The model addresses the need for rapid, scalable screening by leveraging eight simple, binary features that can be obtained through brief questioning, enabling triage and prioritization of RT-PCR testing when resources are constrained. Findings confirm the central role of fever, cough, and known exposure in predicting positivity, aligning with known transmissibility and symptom profiles, and corroborate observed sex differences and age-related risk. Despite biases in self-reported symptoms and missing data, the model maintained high discrimination in prospective testing and in stress tests removing biased symptoms or simulating increased missingness.
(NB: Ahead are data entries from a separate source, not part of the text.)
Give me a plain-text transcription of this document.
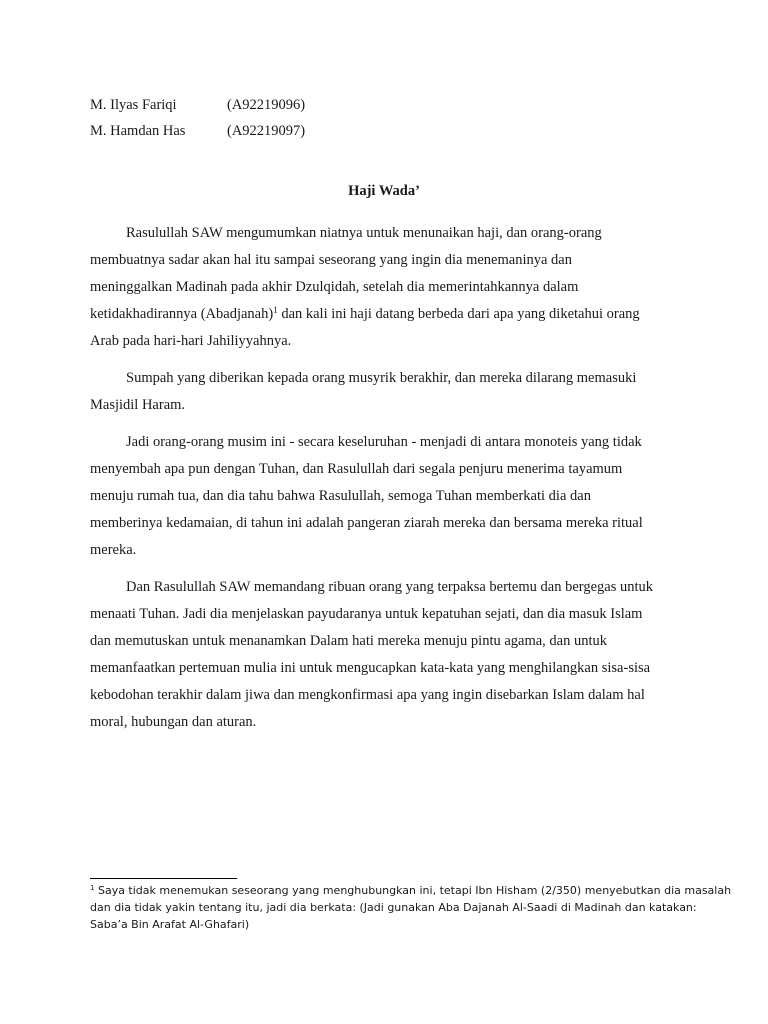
M. Ilyas Fariqi	(A92219096)
M. Hamdan Has	(A92219097)
Haji Wada’
Rasulullah SAW mengumumkan niatnya untuk menunaikan haji, dan orang-orang
membuatnya sadar akan hal itu sampai seseorang yang ingin dia menemaninya dan
meninggalkan Madinah pada akhir Dzulqidah, setelah dia memerintahkannya dalam
ketidakhadirannya (Abadjanah)$^1$ dan kali ini haji datang berbeda dari apa yang diketahui orang
Arab pada hari-hari Jahiliyyahnya.
Sumpah yang diberikan kepada orang musyrik berakhir, dan mereka dilarang memasuki
Masjidil Haram.
Jadi orang-orang musim ini - secara keseluruhan - menjadi di antara monoteis yang tidak
menyembah apa pun dengan Tuhan, dan Rasulullah dari segala penjuru menerima tayamum
menuju rumah tua, dan dia tahu bahwa Rasulullah, semoga Tuhan memberkati dia dan
memberinya kedamaian, di tahun ini adalah pangeran ziarah mereka dan bersama mereka ritual
mereka.
Dan Rasulullah SAW memandang ribuan orang yang terpaksa bertemu dan bergegas untuk
menaati Tuhan. Jadi dia menjelaskan payudaranya untuk kepatuhan sejati, dan dia masuk Islam
dan memutuskan untuk menanamkan Dalam hati mereka menuju pintu agama, dan untuk
memanfaatkan pertemuan mulia ini untuk mengucapkan kata-kata yang menghilangkan sisa-sisa
kebodohan terakhir dalam jiwa dan mengkonfirmasi apa yang ingin disebarkan Islam dalam hal
moral, hubungan dan aturan.
$^1$ Saya tidak menemukan seseorang yang menghubungkan ini, tetapi Ibn Hisham (2/350) menyebutkan dia masalah
dan dia tidak yakin tentang itu, jadi dia berkata: (Jadi gunakan Aba Dajanah Al-Saadi di Madinah dan katakan:
Saba’a Bin Arafat Al-Ghafari)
These results suggest applicability to public health screening and resource allocation in general populations, including in low- and middle-income settings, and provide a transparent approach with interpretable feature contributions via SHAP. Continued data sharing and integration of additional relevant symptoms or risk factors could further enhance performance as understanding of COVID-19 evolves.

Using nationwide Israeli MoH data, the authors developed and prospectively validated a simple, interpretable machine-learning model that predicts SARS-CoV-2 RT-PCR positivity from eight binary, easily obtainable features. The model achieved high accuracy and demonstrated robustness to reporting biases and missing data, supporting its utility for screening and prioritizing testing where resources are limited. Future work should incorporate additional predictive symptoms (e.g., anosmia/ageusia) and richer exposure details, validate across diverse populations and time periods, and adapt the framework for future respiratory epidemics.

- Reliance on self-reported symptoms introduces reporting bias and potential mislabeling, particularly among RT-PCR–negative individuals. - Limited granularity for exposure (contact) information (e.g., duration, indoor/outdoor context) not available. - Some highly predictive symptoms reported in other studies (e.g., loss of smell/taste) were not collected in the dataset. - Negative entries for symptoms may reflect unreported values rather than true absence; although simulated missingness analyses suggest robustness, real-world missingness patterns may differ. - Potential biases in symptom reporting differ between positives and negatives; while most individuals had testing indications (reducing referral bias), residual biases cannot be fully excluded.